The 2014 Budget was tabled at a critical time when the Malaysian economy is at a crossroad of having to engineer sustained growth rates to ensure a smooth journey towards Vision 2020 and to tackle significant imbalances that may affect the future foundation of the economy.
On the financial sector front, we opine that the measures to introduce a socially responsible sukuk framework, coupled with the introduction of an Environmental, Social and Governance Index (ESG) and the establishment of an SRI Fund, demonstrate Malaysia’s leadership in creating a more inclusive and socially responsible financial environment.

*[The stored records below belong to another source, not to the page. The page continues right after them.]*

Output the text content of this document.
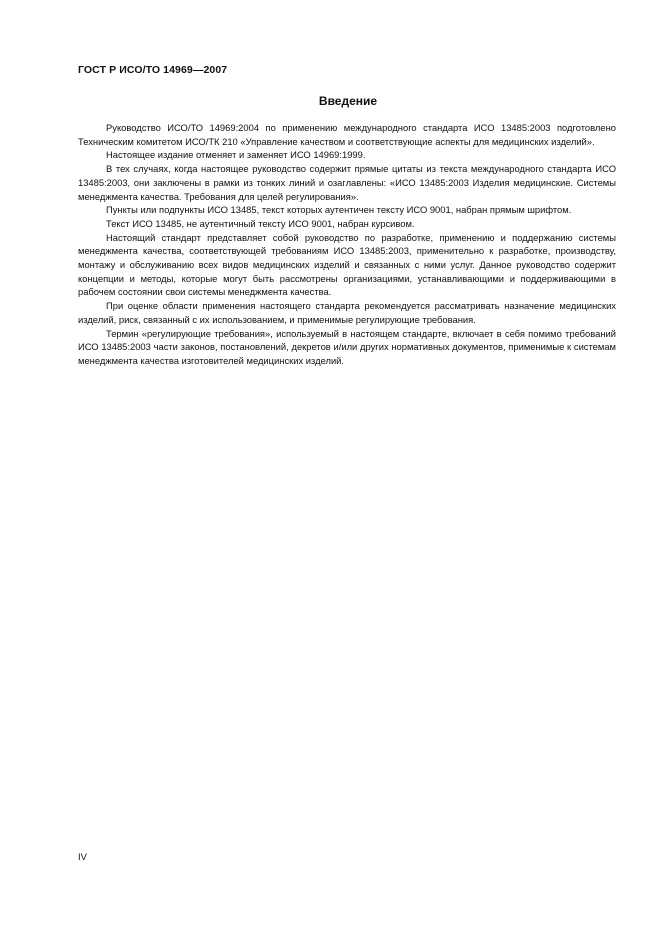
ГОСТ Р ИСО/ТО 14969—2007
Введение

Руководство ИСО/ТО 14969:2004 по применению международного стандарта ИСО 13485:2003 подготовлено Техническим комитетом ИСО/ТК 210 «Управление качеством и соответствующие аспекты для медицинских изделий».

Настоящее издание отменяет и заменяет ИСО 14969:1999.

В тех случаях, когда настоящее руководство содержит прямые цитаты из текста международного стандарта ИСО 13485:2003, они заключены в рамки из тонких линий и озаглавлены: «ИСО 13485:2003 Изделия медицинские. Системы менеджмента качества. Требования для целей регулирования».

Пункты или подпункты ИСО 13485, текст которых аутентичен тексту ИСО 9001, набран прямым шрифтом.

Текст ИСО 13485, не аутентичный тексту ИСО 9001, набран курсивом.

Настоящий стандарт представляет собой руководство по разработке, применению и поддержанию системы менеджмента качества, соответствующей требованиям ИСО 13485:2003, применительно к разработке, производству, монтажу и обслуживанию всех видов медицинских изделий и связанных с ними услуг. Данное руководство содержит концепции и методы, которые могут быть рассмотрены организациями, устанавливающими и поддерживающими в рабочем состоянии свои системы менеджмента качества.

При оценке области применения настоящего стандарта рекомендуется рассматривать назначение медицинских изделий, риск, связанный с их использованием, и применимые регулирующие требования.

Термин «регулирующие требования», используемый в настоящем стандарте, включает в себя помимо требований ИСО 13485:2003 части законов, постановлений, декретов и/или других нормативных документов, применимые к системам менеджмента качества изготовителей медицинских изделий.

IV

As outlined in the 2014 Budget, Malaysia, as the leading global sukuk market, will establish a framework for a socially responsible sukuk instrument or SRI Sukuk that will finance various sustainable and responsible investment initiatives.
The move in promoting social responsibility by capitalising on core value propositions of Islamic finance is highly commendable as it will provide investment avenues for investors looking for prospects that are not only Shari’a compliant but will also be channelled to activities that produce significant benefit for the general public and stakeholders.

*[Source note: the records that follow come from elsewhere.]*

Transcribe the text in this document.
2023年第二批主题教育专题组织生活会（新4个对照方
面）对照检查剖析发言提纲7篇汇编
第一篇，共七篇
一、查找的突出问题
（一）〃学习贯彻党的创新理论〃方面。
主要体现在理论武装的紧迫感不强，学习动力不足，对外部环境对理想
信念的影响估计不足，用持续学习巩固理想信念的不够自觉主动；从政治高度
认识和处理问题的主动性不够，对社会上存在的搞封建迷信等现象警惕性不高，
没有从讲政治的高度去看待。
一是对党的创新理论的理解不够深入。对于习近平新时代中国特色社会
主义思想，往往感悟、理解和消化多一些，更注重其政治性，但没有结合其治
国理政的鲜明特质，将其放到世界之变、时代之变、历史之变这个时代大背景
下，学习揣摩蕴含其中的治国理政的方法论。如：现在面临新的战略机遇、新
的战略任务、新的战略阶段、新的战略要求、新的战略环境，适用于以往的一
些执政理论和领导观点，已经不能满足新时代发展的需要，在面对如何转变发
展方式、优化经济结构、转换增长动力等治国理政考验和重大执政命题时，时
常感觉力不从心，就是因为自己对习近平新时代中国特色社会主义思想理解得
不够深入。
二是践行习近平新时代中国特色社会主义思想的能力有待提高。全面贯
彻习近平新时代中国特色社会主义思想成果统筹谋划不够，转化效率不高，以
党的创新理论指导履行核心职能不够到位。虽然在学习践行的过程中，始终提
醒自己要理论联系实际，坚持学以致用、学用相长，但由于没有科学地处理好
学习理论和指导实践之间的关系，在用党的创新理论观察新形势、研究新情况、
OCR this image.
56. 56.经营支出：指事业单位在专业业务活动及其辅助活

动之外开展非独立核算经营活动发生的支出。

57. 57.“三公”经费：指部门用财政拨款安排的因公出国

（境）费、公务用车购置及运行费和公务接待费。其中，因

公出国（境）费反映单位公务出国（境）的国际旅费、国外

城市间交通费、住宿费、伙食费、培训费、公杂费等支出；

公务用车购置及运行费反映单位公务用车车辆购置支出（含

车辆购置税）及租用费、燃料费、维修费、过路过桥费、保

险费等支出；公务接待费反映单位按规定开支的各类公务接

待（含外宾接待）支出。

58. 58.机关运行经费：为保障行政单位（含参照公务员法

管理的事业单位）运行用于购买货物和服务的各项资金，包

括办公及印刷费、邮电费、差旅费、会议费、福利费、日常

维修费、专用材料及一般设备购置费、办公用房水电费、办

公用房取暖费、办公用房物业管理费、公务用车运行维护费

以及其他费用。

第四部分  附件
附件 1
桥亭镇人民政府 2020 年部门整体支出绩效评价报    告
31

Meanwhile, the introduction of ESG and SRI Fund will allow Malaysia to better compete with its regional peers, particularly Singapore, which has introduced an Impact Exchange specifically designed at promoting socially responsible companies and investments.
Malaysia has already established itself as a key player in the global Islamic finance sphere, where the Islamic capital market specifically is recognised as a hallmark of international financial success.

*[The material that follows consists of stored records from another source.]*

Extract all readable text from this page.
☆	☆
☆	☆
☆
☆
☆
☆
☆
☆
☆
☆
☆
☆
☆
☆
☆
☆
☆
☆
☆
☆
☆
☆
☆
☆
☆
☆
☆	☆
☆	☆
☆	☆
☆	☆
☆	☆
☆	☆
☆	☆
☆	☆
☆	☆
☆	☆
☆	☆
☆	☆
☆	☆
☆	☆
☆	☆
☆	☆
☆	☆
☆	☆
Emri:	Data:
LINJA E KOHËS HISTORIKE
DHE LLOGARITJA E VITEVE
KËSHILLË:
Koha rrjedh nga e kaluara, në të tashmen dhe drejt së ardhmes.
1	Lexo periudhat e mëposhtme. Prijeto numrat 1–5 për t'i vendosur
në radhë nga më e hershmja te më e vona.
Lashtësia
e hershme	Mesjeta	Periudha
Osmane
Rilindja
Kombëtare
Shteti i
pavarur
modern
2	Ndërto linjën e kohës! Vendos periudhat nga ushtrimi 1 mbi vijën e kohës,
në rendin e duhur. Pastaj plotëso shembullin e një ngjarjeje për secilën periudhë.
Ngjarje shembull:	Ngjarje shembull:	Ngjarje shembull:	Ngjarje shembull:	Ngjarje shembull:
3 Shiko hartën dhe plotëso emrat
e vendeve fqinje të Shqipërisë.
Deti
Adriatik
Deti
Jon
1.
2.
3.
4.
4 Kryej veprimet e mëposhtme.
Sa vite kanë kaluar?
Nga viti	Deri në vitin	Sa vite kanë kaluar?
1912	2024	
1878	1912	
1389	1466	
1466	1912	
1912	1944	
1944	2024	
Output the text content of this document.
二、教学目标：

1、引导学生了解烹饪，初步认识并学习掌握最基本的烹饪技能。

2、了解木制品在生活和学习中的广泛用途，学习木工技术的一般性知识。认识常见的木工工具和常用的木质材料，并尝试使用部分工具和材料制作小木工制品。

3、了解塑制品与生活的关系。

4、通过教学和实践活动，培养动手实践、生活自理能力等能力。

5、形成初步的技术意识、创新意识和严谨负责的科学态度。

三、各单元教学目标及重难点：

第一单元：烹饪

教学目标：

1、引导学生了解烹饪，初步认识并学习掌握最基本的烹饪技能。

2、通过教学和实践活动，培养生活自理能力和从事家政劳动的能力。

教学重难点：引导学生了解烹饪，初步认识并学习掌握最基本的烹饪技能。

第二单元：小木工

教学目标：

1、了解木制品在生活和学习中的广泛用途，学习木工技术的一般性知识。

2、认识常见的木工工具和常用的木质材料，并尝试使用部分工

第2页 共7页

This is evident in the depth and diversity of Malaysia’s capital market, which has been enriched through the rising number of foreign issuers issuing both Ringgit and USD-denominated sukuks out of Malaysia.
Malaysian sukuks accounted for 76.7% of total global sukuks issued in 9M13 and 59.2% of total global sukuks outstanding as at end-3Q13, allowing the country to retain its title as a global leader in the sukuk market.
In the Malaysian dual financial system, Islamic finance complements the conventional financial system as drivers of economic growth. The 2014 Budget reflects the Government’s commitment among others to encourage investments for the five regional economic corridors, enhance the development of logistics infrastructure and supply chain and support the participation of Small and Medium Enterprises (SMEs) in establishing and expanding their businesses.
The Islamic financial system in Malaysia will benefit from these economic activities as Islamic financial institutions in Malaysia have evolved to be as competitive as conventional financial institutions in supporting the economic needs of the country. As at June 2013, the issuance of sukuks surpassed the issuance of conventional bonds to account 55.5% of the total bonds issued.
Meanwhile, Islamic banking assets in Malaysia now amount to RM527.2bln or 24.1% of the banking system’s total assets. As at end-May 2013, a total of 801 Shari’a-compliant securities constitute 88% of the total 910 listed securities on Bursa Malaysia.
Overall, the plans for SRI Sukuk and ESG index will allow foreign funds, particularly from the GCC region, to continue to flow into Malaysia. Strong economic fundamentals will also support this trend– we forecast that the pace of Malaysia’s economic growth will quicken in 2014 to 5.2% y-o-y (2013E: 4.5% y-o-y) on the back of improved economic performances in the US and Europe and a gradual acceleration in global trade.